14 drugs X 4 weeks supply = 64 separately packaged drugs per month and then add in the number of times a day each of the 14 drugs needs to be administered and you can see the costs escalate to ensure that relatives are relieved of the responsibility of checking up on elderly relatives or that slowly declining patients can stand a chance of administering the drugs themselves with reduced risk of overdose or omission.

Heaven forbid that a paid carer could be allowed to administer a drug from such a weeklies box health and safety would ensure that a carer capable of taking paracetamol 4 times a day themselves would be incapable of administering a drug from a weeklies box they can only "prompt" the patient to do so.

So GPs and their staff have to evolve systems to cope with the fact that a small number of patients can generate more "prescriptions" per month than the rest of their entire practice population on repeat prescriptions. Now we will not say that this gives chemists opportunities for fraud.
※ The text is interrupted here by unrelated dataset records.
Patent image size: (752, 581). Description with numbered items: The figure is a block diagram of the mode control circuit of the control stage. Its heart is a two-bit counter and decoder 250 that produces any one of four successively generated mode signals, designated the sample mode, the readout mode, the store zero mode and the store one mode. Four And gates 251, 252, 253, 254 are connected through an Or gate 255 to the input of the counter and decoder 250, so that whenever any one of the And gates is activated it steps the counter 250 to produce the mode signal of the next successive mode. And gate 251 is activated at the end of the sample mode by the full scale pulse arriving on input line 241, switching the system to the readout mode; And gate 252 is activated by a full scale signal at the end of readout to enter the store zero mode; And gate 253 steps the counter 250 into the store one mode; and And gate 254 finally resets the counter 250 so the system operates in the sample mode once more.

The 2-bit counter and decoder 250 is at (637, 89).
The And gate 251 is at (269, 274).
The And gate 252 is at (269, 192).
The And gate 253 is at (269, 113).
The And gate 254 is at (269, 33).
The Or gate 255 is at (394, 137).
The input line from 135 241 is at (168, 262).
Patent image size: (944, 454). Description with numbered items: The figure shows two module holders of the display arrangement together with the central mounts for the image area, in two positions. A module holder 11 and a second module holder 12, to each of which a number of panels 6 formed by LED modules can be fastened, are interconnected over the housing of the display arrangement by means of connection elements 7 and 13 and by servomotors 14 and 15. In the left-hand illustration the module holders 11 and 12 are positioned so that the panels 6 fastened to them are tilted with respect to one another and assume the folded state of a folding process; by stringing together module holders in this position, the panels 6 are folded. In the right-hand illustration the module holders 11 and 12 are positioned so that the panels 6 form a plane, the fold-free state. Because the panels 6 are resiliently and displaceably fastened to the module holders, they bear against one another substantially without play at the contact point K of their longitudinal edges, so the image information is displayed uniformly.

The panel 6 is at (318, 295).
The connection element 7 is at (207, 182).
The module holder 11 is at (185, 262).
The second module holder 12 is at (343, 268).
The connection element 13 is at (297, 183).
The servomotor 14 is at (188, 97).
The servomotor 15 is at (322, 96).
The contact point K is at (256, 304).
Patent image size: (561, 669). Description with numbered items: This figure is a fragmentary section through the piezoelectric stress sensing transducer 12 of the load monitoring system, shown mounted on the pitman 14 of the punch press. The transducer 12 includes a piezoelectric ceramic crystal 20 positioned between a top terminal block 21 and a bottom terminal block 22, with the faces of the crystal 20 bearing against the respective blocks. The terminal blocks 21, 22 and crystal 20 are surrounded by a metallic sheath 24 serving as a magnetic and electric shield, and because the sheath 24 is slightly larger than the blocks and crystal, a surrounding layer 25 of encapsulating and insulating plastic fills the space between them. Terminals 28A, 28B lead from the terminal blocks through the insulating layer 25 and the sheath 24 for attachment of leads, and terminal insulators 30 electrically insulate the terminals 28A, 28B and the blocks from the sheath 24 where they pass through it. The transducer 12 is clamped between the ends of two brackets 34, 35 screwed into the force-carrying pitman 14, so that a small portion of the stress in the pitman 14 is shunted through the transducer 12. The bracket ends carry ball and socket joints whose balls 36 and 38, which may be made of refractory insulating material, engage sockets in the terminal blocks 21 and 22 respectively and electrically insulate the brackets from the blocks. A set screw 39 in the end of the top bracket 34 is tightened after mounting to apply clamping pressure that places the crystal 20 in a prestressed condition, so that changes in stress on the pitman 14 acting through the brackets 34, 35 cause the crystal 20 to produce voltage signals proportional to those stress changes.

However, when you as a GP are asked, by a large pharmaceutical company, to replace every prescription for a patient on a "weeklie" in a large secure institution, you do start to wonder if the "weeklies" are a bit of a con that needs addressing?

This minor concern follows a surprise "inspection", by a large pharmaceutical company's pharmacist, who just happened to be the same large pharmaceutical company's pharmacist who dispensed all of the weeklies and this "inspection" reveals that all of the weeklies so dispensed are out of date. And the large pharmaceutical company via the same pharmacist then asks the GP to replace every patients' weeklies as a result?

It is a huge waste of GP time, a hugely expensive exercise for chemists and ultimately a complete waste of time for the patients concerned as they nearly always land up going into residential or other care. Usually because of drug or other cock-ups.

Praise be to the Party for ensuring that its provision of care for the elderly is still as crap as ever. Work all your life, pay your taxes and then get bugger all as a result other than a little tablet box. Surely such august bodies as the future forum, the RCGP et al will be on this case?

This must be costing a fortune and the numbers go up every year that we have been in practice.

1 comment:

Can't think of a name said...

No, it's not a waste of time for the patients. Taking the right medication can keep someone in the community, in their own home, near to their friends and neighbours for much longer.

As for relatives, not everyone is blessed with children, not everyone's children live nearby and not all children are capable of looking after their relatives all the time.

I have a relative with dementia and I visit him every single day come rain or shine, and more than once if need be, even if the second time is in the middle of the night.

I'm already on the edge of a complete breakdown, but without the weeklies, I would get very little sleep going round to see him at both ends of the day.

As for the cost to the taxpayer, I bet weeklies are cheaper than residential care. But no, I forgot, they have to use up their savings for residential care whereas weeklies are on the NHS. If you really resent weeklies, campaign for them to be treated as social care and charged as such. I'm sure my relative would rather use his savings for weeklies than to be removed from his home and community and stuck in a 'home'.